Jean-Marc Ayrault, en sa qualité de président du groupe socialiste à l’Assemblée nationale, a été témoin de la signature de l’accord de Nouméa en 1998 avec Lionel Jospin. Par la suite, il a suivi leurs traces lors de son mandat de premier ministre de 2012 à 2014, emboîtant le pas à Michel Rocard.
Quel est votre avis sur les commentaires du chef de l’État en Nouvelle-Calédonie ?
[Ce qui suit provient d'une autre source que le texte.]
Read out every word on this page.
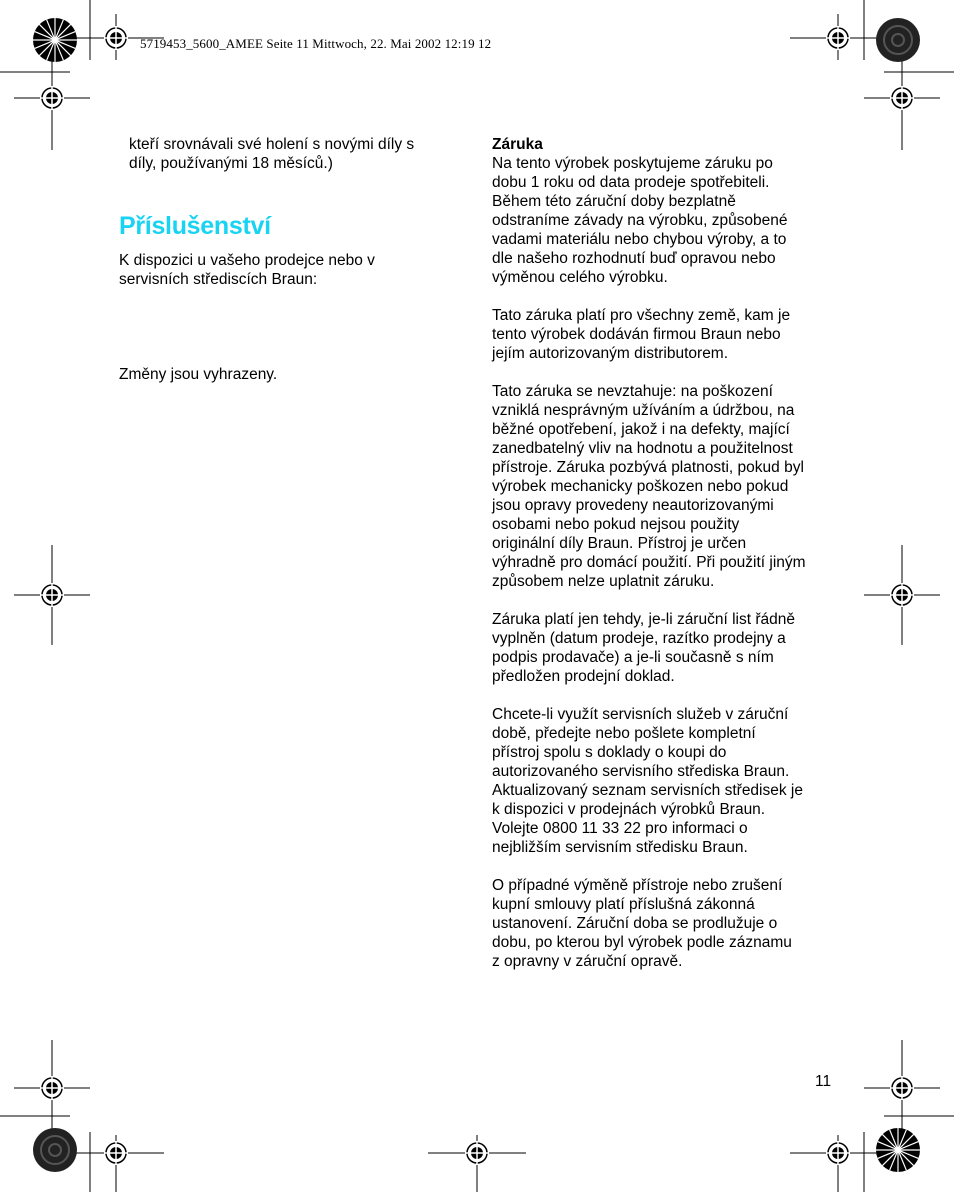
5719453_5600_AMEE Seite 11 Mittwoch, 22. Mai 2002 12:19 12
kteří srovnávali své holení s novými díly s
díly, používanými 18 měsíců.)
Příslušenství
K dispozici u vašeho prodejce nebo v
servisních střediscích Braun:
Změny jsou vyhrazeny.
Záruka
Na tento výrobek poskytujeme záruku po
dobu 1 roku od data prodeje spotřebiteli.
Během této záruční doby bezplatně
odstraníme závady na výrobku, způsobené
vadami materiálu nebo chybou výroby, a to
dle našeho rozhodnutí buď opravou nebo
výměnou celého výrobku.
Tato záruka platí pro všechny země, kam je
tento výrobek dodáván firmou Braun nebo
jejím autorizovaným distributorem.
Tato záruka se nevztahuje: na poškození
vzniklá nesprávným užíváním a údržbou, na
běžné opotřebení, jakož i na defekty, mající
zanedbatelný vliv na hodnotu a použitelnost
přístroje. Záruka pozbývá platnosti, pokud byl
výrobek mechanicky poškozen nebo pokud
jsou opravy provedeny neautorizovanými
osobami nebo pokud nejsou použity
originální díly Braun. Přístroj je určen
výhradně pro domácí použití. Při použití jiným
způsobem nelze uplatnit záruku.
Záruka platí jen tehdy, je-li záruční list řádně
vyplněn (datum prodeje, razítko prodejny a
podpis prodavače) a je-li současně s ním
předložen prodejní doklad.
Chcete-li využít servisních služeb v záruční
době, předejte nebo pošlete kompletní
přístroj spolu s doklady o koupi do
autorizovaného servisního střediska Braun.
Aktualizovaný seznam servisních středisek je
k dispozici v prodejnách výrobků Braun.
Volejte 0800 11 33 22 pro informaci o
nejbližším servisním středisku Braun.
O případné výměně přístroje nebo zrušení
kupní smlouvy platí příslušná zákonná
ustanovení. Záruční doba se prodlužuje o
dobu, po kterou byl výrobek podle záznamu
z opravny v záruční opravě.
11
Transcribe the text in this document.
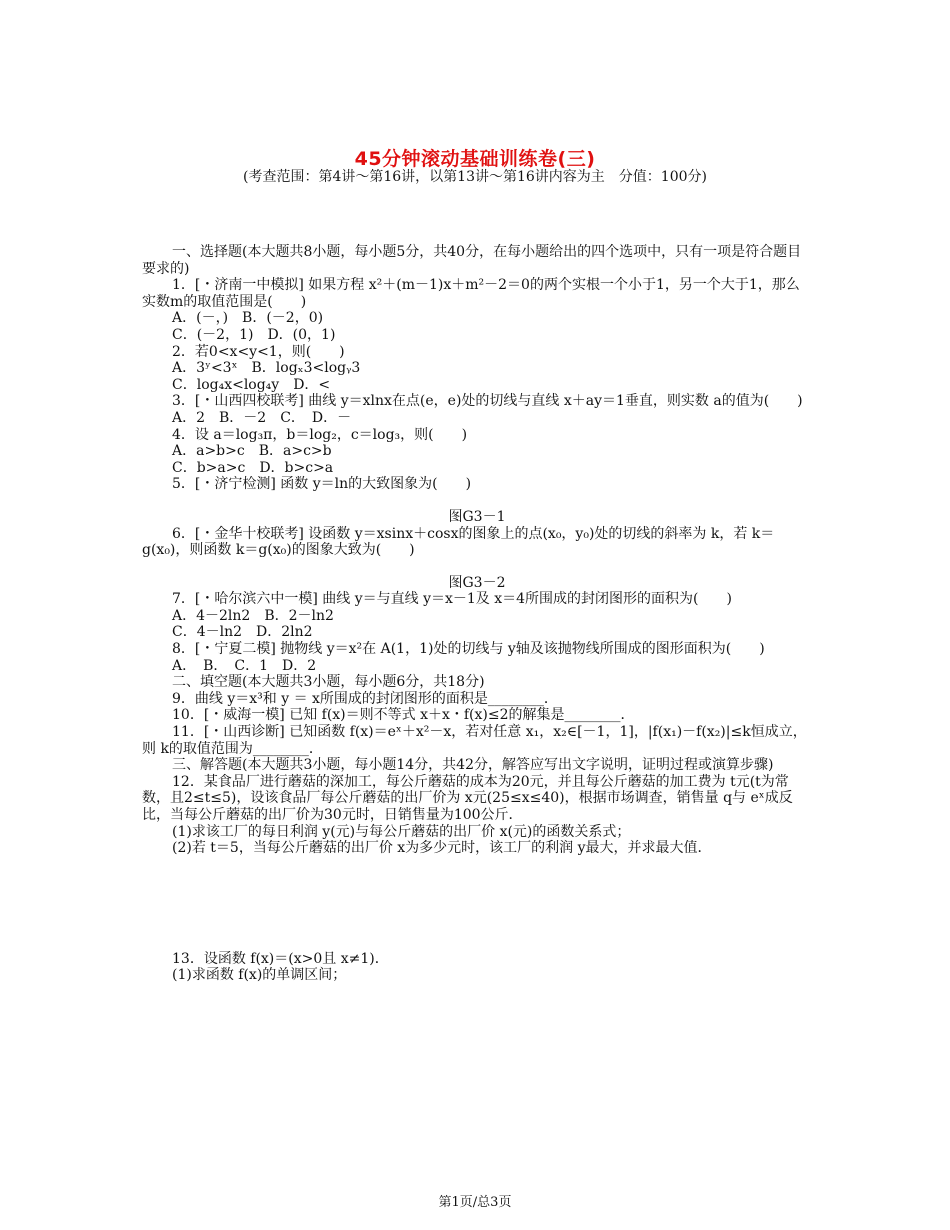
45分钟滚动基础训练卷(三)
(考查范围：第4讲～第16讲，以第13讲～第16讲内容为主　分值：100分)

一、选择题(本大题共8小题，每小题5分，共40分，在每小题给出的四个选项中，只有一项是符合题目要求的)

1．[・济南一中模拟] 如果方程 x²＋(m－1)x＋m²－2＝0的两个实根一个小于1，另一个大于1，那么实数m的取值范围是(　　)

A．(－，)　B．(－2，0)

C．(－2，1)　D．(0，1)

2．若0<x<y<1，则(　　)

A．3ʸ<3ˣ　B．logₓ3<logᵧ3

C．log₄x<log₄y　D．<

3．[・山西四校联考] 曲线 y＝xlnx在点(e，e)处的切线与直线 x＋ay＝1垂直，则实数 a的值为(　　)

A．2　B．－2　C．　D．－

4．设 a＝log₃π，b＝log₂，c＝log₃，则(　　)

A．a>b>c　B．a>c>b

C．b>a>c　D．b>c>a

5．[・济宁检测] 函数 y＝ln的大致图象为(　　)

图G3－1

6．[・金华十校联考] 设函数 y＝xsinx＋cosx的图象上的点(x₀，y₀)处的切线的斜率为 k，若 k＝g(x₀)，则函数 k＝g(x₀)的图象大致为(　　)

图G3－2

7．[・哈尔滨六中一模] 曲线 y＝与直线 y＝x－1及 x＝4所围成的封闭图形的面积为(　　)

A．4－2ln2　B．2－ln2

C．4－ln2　D．2ln2

8．[・宁夏二模] 抛物线 y＝x²在 A(1，1)处的切线与 y轴及该抛物线所围成的图形面积为(　　)

A．　B．　C．1　D．2

二、填空题(本大题共3小题，每小题6分，共18分)

9．曲线 y＝x³和 y ＝ x所围成的封闭图形的面积是________．

10．[・威海一模] 已知 f(x)＝则不等式 x＋x・f(x)≤2的解集是________．

11．[・山西诊断] 已知函数 f(x)＝eˣ＋x²－x，若对任意 x₁，x₂∈[－1，1]，|f(x₁)－f(x₂)|≤k恒成立，则 k的取值范围为________．

三、解答题(本大题共3小题，每小题14分，共42分，解答应写出文字说明，证明过程或演算步骤)

12．某食品厂进行蘑菇的深加工，每公斤蘑菇的成本为20元，并且每公斤蘑菇的加工费为 t元(t为常数，且2≤t≤5)，设该食品厂每公斤蘑菇的出厂价为 x元(25≤x≤40)，根据市场调查，销售量 q与 eˣ成反比，当每公斤蘑菇的出厂价为30元时，日销售量为100公斤．

(1)求该工厂的每日利润 y(元)与每公斤蘑菇的出厂价 x(元)的函数关系式；

(2)若 t＝5，当每公斤蘑菇的出厂价 x为多少元时，该工厂的利润 y最大，并求最大值．

13．设函数 f(x)＝(x>0且 x≠1)．

(1)求函数 f(x)的单调区间；

第1页/总3页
J’ai été bouleversé et même choqué d’apprendre que le président voulait déclencher un référendum pour résoudre la question du corps électoral. Cela m’a surpris, même s’il a depuis fait volte-face. Le 2 mai, j’ai été sollicité pour une audition à l’Assemblée nationale par le rapporteur du projet de loi sur la réforme du corps électoral en Nouvelle-Calédonie [le député de Renaissance, Nicolas Metzdorf, un représentant de la droite loyale à Nouméa]. Je suis déçu qu’il ait ignoré mes avertissements. Mes avertissements n’étaient pas politisés. J’avais souligné les erreurs commises, comme la nomination de la loyale Sonia Backès en tant que secrétaire d’État, le fait que Matignon avait cessé de veiller au respect des accords de Nouméa, et la tenue du troisième référendum malgré la demande des Kanak de le reporter pour honorer leur période de deuil suite à la pandémie de Covid-19.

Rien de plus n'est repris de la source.